HD rules in the cinema!

There is a camera that pretty much puts all of this (apart from the bit about the small sensor) into practise. How many times have you heard that Skyfall, Hugo or Game of Thrones wasn't sharp enough? Exactly none, I would imagine, even though, with the exception of Game of Thrones, which was made for TV (widely praised for its production values), these films have been seen on the biggest screens and scrutinised by the most critical of critics. Absolutely none have said it's not sharp enough for the cinema.

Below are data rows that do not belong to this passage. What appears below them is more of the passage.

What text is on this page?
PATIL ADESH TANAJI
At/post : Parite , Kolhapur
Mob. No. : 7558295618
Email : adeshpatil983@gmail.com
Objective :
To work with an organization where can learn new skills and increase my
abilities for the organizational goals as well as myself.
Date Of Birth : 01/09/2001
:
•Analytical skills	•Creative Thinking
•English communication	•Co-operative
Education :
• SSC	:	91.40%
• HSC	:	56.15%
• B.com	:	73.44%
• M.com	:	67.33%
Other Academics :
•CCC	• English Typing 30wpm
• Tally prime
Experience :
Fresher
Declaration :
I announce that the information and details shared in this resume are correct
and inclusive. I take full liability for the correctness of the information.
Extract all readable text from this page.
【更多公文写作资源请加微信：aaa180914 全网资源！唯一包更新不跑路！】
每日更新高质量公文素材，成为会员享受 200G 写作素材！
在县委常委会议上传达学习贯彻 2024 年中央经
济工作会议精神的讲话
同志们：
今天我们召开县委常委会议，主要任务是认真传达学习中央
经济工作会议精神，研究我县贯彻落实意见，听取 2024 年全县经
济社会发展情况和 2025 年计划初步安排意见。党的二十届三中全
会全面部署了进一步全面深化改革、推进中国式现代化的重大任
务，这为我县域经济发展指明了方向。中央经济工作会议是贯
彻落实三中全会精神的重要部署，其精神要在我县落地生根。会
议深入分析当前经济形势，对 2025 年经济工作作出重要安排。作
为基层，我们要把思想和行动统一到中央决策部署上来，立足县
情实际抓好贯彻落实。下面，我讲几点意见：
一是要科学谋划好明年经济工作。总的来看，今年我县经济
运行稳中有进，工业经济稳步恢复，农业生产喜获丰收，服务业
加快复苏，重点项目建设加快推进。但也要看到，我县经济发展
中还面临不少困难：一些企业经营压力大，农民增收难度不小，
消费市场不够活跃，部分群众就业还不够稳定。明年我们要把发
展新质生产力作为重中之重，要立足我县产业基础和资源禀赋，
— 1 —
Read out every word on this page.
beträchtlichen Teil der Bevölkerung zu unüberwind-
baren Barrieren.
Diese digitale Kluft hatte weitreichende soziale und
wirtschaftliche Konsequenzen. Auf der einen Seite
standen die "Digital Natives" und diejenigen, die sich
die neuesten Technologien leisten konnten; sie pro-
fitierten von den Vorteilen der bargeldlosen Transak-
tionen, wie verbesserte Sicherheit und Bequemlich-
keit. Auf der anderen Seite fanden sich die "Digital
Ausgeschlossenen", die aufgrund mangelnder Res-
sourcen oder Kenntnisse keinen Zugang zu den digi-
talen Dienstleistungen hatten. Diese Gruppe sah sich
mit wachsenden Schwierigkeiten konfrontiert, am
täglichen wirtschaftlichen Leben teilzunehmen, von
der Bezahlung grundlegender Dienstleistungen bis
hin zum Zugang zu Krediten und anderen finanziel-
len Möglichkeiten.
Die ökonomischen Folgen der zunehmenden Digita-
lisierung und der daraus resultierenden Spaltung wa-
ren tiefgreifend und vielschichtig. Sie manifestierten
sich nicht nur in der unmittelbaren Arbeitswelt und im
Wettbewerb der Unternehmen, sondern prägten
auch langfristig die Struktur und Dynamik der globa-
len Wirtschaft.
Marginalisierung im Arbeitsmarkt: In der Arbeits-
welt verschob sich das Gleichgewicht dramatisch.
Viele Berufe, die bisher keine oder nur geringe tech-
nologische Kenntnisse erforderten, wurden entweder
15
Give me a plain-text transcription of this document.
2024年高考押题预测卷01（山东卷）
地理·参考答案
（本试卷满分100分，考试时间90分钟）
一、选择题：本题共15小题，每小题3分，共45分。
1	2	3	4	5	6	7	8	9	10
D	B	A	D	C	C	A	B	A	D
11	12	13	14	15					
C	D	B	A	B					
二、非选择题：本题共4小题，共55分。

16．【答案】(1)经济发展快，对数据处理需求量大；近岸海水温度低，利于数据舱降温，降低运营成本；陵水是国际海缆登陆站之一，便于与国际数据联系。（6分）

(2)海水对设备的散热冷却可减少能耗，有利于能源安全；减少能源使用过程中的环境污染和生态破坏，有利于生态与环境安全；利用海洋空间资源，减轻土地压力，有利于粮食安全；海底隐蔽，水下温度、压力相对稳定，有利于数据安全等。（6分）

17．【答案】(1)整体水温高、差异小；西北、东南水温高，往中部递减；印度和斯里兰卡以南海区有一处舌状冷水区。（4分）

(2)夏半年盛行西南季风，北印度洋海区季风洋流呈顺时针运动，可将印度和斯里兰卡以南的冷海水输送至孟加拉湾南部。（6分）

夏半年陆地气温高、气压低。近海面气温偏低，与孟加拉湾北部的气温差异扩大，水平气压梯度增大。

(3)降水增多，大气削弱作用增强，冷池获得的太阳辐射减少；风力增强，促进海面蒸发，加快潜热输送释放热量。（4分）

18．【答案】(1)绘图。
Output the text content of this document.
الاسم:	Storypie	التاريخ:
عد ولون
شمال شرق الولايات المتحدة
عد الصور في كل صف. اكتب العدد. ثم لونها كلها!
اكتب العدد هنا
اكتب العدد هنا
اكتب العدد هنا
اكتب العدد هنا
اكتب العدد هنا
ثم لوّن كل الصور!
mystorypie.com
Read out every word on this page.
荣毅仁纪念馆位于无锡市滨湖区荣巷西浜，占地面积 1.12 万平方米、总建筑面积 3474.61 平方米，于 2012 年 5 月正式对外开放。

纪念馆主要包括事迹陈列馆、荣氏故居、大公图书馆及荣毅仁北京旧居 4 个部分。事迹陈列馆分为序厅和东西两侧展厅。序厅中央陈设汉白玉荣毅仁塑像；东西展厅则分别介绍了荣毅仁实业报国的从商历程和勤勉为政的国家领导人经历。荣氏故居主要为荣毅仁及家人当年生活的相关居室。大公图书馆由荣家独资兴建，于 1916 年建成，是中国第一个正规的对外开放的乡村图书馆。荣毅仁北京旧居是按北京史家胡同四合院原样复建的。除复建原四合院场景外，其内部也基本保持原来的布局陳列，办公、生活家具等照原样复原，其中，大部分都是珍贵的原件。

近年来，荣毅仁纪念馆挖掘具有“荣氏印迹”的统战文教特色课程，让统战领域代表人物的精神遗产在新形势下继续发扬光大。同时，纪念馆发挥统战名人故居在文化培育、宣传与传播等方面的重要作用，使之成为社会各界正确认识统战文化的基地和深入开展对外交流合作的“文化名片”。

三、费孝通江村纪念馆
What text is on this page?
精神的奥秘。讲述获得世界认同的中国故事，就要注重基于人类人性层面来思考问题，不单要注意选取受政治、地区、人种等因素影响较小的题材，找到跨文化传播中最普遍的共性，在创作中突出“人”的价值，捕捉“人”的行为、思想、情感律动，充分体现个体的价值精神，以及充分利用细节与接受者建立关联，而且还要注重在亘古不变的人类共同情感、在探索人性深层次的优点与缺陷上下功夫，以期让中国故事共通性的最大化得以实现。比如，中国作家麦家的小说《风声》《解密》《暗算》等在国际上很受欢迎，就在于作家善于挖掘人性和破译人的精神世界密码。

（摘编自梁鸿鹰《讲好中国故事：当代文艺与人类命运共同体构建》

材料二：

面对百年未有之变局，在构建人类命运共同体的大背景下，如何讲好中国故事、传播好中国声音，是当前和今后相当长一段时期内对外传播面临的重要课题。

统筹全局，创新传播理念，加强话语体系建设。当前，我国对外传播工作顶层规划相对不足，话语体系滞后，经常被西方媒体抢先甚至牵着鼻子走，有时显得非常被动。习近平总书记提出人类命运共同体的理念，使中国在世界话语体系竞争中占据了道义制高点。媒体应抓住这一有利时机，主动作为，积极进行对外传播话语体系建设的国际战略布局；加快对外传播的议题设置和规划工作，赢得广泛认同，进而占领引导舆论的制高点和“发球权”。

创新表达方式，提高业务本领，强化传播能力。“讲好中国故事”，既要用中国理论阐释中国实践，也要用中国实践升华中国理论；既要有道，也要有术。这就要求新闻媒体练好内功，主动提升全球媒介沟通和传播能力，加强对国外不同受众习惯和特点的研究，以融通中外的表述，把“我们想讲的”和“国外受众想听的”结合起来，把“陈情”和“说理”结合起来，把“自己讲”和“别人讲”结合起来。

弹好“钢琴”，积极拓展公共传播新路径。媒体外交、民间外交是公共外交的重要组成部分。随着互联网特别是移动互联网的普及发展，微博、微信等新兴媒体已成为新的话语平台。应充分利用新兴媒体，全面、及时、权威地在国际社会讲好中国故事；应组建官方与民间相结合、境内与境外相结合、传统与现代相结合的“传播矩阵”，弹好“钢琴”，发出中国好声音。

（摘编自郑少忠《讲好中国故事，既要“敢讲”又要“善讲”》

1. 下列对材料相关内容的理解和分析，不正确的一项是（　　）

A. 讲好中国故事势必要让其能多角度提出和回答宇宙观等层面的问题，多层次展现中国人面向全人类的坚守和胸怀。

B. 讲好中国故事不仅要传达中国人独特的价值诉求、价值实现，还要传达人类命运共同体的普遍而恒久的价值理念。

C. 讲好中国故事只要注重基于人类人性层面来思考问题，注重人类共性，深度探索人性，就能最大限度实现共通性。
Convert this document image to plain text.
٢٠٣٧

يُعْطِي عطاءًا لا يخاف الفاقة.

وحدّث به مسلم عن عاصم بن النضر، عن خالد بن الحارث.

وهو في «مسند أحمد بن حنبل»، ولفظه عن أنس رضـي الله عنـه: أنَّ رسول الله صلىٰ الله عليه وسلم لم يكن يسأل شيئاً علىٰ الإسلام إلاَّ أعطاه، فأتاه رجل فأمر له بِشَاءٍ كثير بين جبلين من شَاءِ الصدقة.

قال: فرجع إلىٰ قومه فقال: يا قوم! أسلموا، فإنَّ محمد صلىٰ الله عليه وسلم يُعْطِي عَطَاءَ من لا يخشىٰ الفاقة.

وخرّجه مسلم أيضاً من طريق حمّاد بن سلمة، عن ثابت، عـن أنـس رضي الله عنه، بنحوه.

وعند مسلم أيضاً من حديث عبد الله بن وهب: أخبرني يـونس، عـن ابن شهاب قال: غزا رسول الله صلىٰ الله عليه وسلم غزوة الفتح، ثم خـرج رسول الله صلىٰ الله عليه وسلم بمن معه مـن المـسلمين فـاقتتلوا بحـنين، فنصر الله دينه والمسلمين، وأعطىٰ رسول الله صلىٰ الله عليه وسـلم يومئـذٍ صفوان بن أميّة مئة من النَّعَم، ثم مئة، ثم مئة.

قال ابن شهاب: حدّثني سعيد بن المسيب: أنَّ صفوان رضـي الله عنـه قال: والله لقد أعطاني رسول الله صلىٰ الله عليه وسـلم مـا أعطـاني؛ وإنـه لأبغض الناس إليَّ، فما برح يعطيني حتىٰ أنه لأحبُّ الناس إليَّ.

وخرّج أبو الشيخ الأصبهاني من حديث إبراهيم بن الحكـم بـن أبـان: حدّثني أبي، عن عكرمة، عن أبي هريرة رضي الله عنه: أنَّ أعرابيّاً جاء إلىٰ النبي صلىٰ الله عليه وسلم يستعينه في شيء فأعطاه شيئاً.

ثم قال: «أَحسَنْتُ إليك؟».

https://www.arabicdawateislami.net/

What this proves, I think, is not only that HD is good enough, but that it can functionally substitute for 4K and no one is any the wiser. There are far more important elements that make up a picture than the sheer number of pixels. Your brain does a lot of the work.

Think about your school playing field, or your favourite park when you were growing up. Zoom in on the grass so that you can see the blades waving in the wind. Now focus on a single blade of grass. Look at the markings, the nature of the edge; how it reacts when it catches the sun.

Were you able to do that? Most people can. It's incredible (literally) when you think about it. And absolutely none of that thought experiment has anything to do with resolution.

As we've said before, if you can acquire in 4K, then do so: it's able to make HD look better when downsampled: turning 4:2:0 into 4:4:4 for example.

But if you shoot in HD in the right way, taking all the steps mentioned above (and some, undoubtedly that we haven't mentioned) then you can put your HD material on a 4K screen, and still enjoy the view.